Tim peneliti, yang memiliki para ahli yang bekerja di lapangan di sejumlah Negara Bagian dan Teritori, mengidentifikasi tiga pembantaian yang dilakukan sebagai pembalasan atas dugaan pembunuhan Aborigin terhadap penggembala 'Big Johnny' Durack pada tahun 1886. Pembantaian tersebut terjadi selama beberapa minggu dan melintasi batas perbatasan Australia Barat dengan Northern Territory.
Lebih dari 220 orang Aborigin terbunuh dalam peristiwa. Angka ini menjadikannya peristiwa pembantaian terbesar dalam sejarah Australia Barat.

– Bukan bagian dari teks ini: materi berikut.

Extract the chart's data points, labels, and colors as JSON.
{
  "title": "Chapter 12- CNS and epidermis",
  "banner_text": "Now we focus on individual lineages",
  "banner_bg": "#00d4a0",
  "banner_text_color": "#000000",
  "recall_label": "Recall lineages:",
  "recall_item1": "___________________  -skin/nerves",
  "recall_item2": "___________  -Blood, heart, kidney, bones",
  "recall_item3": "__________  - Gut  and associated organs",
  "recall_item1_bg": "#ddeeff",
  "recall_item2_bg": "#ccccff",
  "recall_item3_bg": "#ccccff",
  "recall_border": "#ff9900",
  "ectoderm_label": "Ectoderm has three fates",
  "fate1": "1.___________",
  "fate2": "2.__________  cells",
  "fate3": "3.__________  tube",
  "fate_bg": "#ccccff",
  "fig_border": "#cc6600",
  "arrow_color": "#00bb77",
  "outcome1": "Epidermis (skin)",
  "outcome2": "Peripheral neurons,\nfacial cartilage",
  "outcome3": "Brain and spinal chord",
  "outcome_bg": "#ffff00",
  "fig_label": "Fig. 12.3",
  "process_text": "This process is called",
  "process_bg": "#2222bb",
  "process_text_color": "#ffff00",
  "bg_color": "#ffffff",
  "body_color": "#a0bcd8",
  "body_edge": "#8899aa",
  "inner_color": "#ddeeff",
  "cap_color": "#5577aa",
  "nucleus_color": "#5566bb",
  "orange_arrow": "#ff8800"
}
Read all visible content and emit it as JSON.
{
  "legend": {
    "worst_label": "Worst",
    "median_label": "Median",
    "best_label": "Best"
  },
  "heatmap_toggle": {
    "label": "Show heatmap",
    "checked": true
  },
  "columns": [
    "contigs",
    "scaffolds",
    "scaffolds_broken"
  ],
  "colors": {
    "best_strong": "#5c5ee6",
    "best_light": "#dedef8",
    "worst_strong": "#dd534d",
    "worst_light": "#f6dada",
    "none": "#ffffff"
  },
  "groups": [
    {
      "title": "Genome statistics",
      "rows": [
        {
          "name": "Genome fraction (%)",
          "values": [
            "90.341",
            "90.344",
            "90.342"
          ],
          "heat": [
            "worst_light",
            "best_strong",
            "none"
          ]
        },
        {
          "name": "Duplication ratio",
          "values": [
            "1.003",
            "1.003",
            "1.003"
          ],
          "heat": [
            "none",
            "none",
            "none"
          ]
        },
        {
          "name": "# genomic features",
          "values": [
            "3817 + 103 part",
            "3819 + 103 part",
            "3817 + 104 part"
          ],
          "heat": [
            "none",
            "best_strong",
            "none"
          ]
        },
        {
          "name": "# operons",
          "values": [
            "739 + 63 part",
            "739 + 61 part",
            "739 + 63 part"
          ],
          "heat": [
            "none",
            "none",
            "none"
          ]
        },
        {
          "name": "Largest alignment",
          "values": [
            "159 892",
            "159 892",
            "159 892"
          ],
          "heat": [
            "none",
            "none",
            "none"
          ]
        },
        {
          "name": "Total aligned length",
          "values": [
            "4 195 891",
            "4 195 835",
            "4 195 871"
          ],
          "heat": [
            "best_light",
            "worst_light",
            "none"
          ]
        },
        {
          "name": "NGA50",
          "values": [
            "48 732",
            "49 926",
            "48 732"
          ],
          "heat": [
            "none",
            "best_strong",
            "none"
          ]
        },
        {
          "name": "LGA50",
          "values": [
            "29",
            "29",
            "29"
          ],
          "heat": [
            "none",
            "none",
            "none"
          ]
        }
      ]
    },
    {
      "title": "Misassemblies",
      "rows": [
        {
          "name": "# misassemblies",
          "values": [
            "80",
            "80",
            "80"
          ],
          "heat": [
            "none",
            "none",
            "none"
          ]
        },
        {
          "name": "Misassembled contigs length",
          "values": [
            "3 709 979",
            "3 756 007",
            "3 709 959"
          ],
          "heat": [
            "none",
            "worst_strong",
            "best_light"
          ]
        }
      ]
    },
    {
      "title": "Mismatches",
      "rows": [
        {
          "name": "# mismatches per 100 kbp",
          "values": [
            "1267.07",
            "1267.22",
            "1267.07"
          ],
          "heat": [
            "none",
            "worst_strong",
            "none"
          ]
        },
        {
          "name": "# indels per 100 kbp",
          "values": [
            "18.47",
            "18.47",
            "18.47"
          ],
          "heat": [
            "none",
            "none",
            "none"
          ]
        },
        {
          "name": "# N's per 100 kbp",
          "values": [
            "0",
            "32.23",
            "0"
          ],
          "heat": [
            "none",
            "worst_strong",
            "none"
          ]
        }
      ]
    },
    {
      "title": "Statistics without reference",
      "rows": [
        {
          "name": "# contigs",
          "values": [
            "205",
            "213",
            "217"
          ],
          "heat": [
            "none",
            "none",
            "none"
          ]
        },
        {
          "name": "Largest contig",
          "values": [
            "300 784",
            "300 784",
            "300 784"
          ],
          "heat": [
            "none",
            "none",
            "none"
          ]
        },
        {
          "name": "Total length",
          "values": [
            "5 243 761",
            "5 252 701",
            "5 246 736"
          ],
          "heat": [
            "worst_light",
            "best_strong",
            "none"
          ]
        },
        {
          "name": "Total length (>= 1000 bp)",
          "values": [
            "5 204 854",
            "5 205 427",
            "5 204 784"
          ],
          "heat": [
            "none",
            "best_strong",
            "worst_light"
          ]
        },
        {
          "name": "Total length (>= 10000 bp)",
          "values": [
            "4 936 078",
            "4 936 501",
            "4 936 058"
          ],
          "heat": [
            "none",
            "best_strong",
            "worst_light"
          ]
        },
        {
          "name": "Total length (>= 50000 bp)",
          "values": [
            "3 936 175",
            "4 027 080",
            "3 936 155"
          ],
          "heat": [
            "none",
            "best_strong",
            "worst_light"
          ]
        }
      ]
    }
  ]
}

Beberapa pembantaian genosida terjadi di ujung barat Queensland. Lima pembantaian Selwyn Ranges pada bulan Februari 1879 dilakukan oleh seorang hakim polisi, satu detasemen polisi pribumi dan sekelompok peternak sebagai pembalasan atas pembunuhan pemukim Bernard Molvo dan tiga peternak di Wonomo Waterhole. Lebih dari 100 pria, wanita, dan anak-anak Aborigin terbunuh.
Pembantaian genosida terbaru terjadi di Northern Territory pada tahun 1928, ketika beberapa ratus warga Warlpiri, Anmatyere, dan Kaytetye dibunuh sebagai pembalasan atas pembunuhan seorang penjebak dingo.

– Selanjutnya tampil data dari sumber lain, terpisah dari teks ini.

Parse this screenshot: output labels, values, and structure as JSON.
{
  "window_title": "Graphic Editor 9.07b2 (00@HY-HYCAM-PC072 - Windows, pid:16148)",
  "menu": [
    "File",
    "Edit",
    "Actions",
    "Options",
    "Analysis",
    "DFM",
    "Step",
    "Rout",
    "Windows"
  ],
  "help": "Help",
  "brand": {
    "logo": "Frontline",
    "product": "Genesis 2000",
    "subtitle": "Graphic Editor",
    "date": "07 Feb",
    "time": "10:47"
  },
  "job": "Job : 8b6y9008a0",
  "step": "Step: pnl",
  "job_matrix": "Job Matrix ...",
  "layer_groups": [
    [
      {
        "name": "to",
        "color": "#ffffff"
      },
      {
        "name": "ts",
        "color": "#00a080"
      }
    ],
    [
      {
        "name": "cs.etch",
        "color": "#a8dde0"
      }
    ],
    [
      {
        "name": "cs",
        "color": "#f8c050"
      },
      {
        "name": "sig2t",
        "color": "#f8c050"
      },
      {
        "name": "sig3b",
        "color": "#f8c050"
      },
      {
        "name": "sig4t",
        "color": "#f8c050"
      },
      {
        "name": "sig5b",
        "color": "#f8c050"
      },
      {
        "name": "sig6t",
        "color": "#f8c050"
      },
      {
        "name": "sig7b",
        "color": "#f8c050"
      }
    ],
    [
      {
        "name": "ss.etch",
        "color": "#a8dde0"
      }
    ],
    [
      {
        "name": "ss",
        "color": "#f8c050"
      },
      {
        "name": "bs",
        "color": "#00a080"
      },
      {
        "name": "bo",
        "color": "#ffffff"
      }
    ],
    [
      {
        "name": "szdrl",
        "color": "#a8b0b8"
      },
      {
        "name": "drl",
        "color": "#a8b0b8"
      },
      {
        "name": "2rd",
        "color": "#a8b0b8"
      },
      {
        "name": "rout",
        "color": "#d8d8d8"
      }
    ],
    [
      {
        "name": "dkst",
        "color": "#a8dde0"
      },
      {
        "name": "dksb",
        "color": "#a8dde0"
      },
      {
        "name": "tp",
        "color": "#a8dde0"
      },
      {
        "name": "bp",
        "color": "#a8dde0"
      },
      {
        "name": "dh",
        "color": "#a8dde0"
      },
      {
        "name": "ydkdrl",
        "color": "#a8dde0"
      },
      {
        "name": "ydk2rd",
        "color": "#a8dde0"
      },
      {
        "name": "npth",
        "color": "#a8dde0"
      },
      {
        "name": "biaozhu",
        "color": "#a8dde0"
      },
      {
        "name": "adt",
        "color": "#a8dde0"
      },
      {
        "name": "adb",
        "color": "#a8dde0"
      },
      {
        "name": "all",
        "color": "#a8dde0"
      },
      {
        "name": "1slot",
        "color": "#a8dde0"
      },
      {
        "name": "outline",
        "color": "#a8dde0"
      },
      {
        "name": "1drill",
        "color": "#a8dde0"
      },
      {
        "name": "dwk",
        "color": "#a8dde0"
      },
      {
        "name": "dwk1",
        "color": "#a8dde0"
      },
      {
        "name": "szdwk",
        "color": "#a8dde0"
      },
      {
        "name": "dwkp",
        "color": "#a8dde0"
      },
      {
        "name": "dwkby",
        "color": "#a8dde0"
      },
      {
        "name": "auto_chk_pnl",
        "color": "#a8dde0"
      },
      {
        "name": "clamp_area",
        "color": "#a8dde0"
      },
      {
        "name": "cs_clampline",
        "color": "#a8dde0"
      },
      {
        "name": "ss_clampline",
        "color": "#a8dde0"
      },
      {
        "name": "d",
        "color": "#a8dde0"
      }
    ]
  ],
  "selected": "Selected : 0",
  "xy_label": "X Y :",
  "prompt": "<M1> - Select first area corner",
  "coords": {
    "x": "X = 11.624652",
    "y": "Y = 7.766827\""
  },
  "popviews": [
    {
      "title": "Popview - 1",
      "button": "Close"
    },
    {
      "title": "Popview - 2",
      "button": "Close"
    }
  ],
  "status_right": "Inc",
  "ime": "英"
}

Detail data lain yang didapat, sekitar setengah dari pembantaian di perbatasan pada tahap ini dilakukan oleh pejabat kolonial. Misalnya polisi dan tentara, baik sendiri atau bersama dengan pemukim dan/atau pegawai mereka.

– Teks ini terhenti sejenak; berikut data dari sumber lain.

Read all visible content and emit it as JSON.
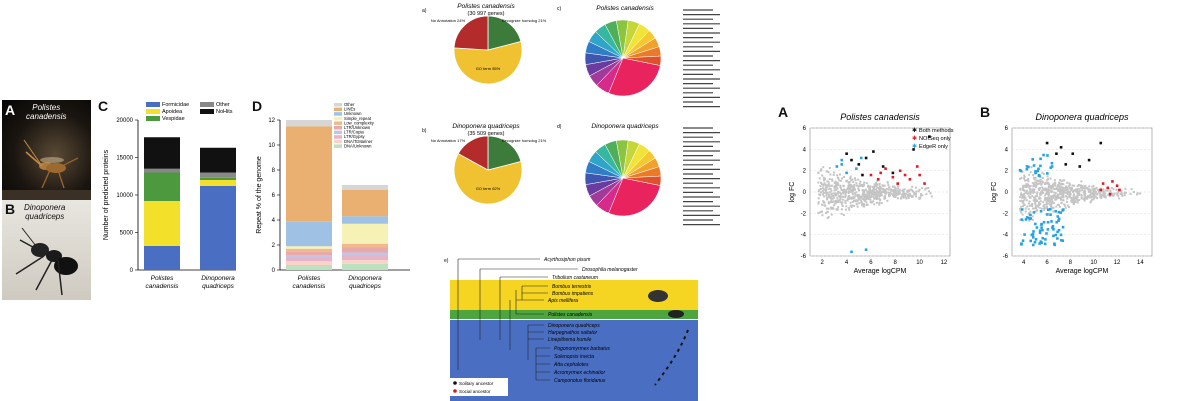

Proyek penelitian ini menemukan bahwa pembantaian terjadi secara luas, terjadi di sepanjang perbatasan Australia, dan direncanakan dengan sangat hati-hati.
“Itu bukan suatu kecelakaan. Hal ini dirancang untuk menyingkirkan masyarakat Aborigin, apakah itu untuk ‘memberi mereka pelajaran’, atau untuk membuat mereka begitu takut sehingga mereka lebih mudah untuk dipekerjakan,” katanya.
“Namun yang jelas, menurut saya tujuan keseluruhannya adalah untuk mengurangi populasi masyarakat Aborigin di Australia dan menjauhkan mereka dari infrastruktur seperti jalur telegraf dan fitur alam seperti lubang air besar, sehingga ternak dan domba dapat mengaksesnya.”
Profesor Ryan mengatakan kekerasan yang terjadi telah menciptakan trauma abadi bagi masyarakat Aborigin dan Penduduk Pribumi Selat Torres. Dia mengatakan proyek penelitian ini sangat penting untuk membantu seluruh warga Australia mengubah pemahaman mereka tentang masa lalu.
“Jelas generasi saya terlindungi dari informasi semacam ini. Ketika saya berbicara dengan orang-orang dari generasi saya tentang peristiwa ini, mereka melihat saya dengan takjub, kaget, dan ngeri. Beberapa orang tidak ingin tahu lebih banyak, tapi banyak juga yang ingin tahu.
“Saya pikir kita perlu tahu apa yang terjadi. Kita perlu tahu lebih banyak.”
Diharapkan dengan mengungkap kebenaran, penelitian ini dapat membantu jalan menuju rekonsiliasi.